Chip seq 분석을 마친 후 narrowPeak 파일을 이용하여 Peak Profiling 을 진행하고 figure를 제작할 수 있습니다.
사용한 library는 ChIPseeker와 ggplot2 입니다.
narrowPeak 파일 format은 다음과 같습니다.
- chrom - Name of the chromosome (or contig, scaffold, etc.).
- chromStart - The starting position of the feature in the chromosome or scaffold. The first base in a chromosome is numbered 0.
- chromEnd - The ending position of the feature in the chromosome or scaffold. The chromEnd base is not included in the display of the feature. For example, the first 100 bases of a chromosome are defined aschromStart=0, chromEnd=100, and span the bases numbered 0-99.

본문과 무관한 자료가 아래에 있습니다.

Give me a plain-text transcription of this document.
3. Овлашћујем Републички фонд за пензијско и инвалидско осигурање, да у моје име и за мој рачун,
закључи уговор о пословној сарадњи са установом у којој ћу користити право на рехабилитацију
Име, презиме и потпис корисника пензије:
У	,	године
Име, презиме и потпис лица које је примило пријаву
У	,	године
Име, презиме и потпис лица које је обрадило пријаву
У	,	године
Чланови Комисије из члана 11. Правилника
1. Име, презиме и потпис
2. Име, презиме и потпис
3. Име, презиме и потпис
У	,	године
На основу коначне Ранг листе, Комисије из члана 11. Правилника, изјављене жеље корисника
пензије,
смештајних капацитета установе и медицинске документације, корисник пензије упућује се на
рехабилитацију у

- name - Name given to a region (preferably unique). Use '.' if no name is assigned.
- score - Indicates how dark the peak will be displayed in the browser (0-1000). If all scores were '0' when the data were submitted to the DCC, the DCC assigned scores 1-1000 based on signal value. Ideally the average signalValue per base spread is between 100-1000.
- strand - +/- to denote strand or orientation (whenever applicable). Use '.' if no orientation is assigned.
- signalValue - Measurement of overall (usually, average) enrichment for the region.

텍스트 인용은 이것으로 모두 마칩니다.